The report’s recommendation to the government is to pay less attention to threats linked to Islamism – that’s although, over the past 15 years, 94 percent of deaths linked to terrorist activity had Islamists as the perpetrators.

But the leaked document suggests the UK government should pay more attention to other “behaviors of concern,” with misogyny cited as one of those.

Another point made in these recommendations is to go back on the previous government’s decision to record fewer “non-crime hate incidents” – even if that, too, was something wrangled from the Tory cabinet with difficulty.

Now, this new recommended set of policies has opponents worried that it would result in anything from the ability to catch those who pose actual danger to the public, to suppressing free speech.
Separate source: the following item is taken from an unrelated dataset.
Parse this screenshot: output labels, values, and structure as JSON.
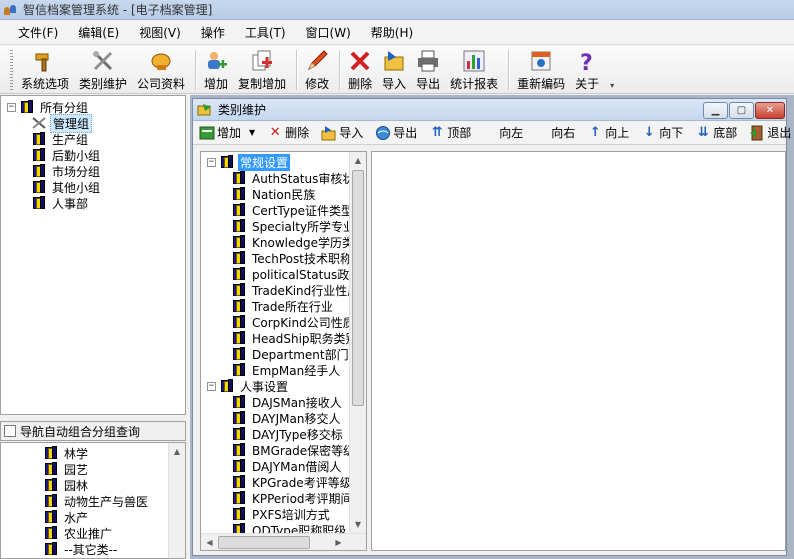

“This new approach risks swamping already stretched counter-extremism interveners and counter-terror police with tens, if not hundreds, of thousands of new cases, making it more likely dangerous people will be missed,” Policy Exchange’s Paul Stott and Andrew Gilligan are quoted as saying.

They added that, “Some of the definitions of extremism also threaten free speech and legitimate political debate.”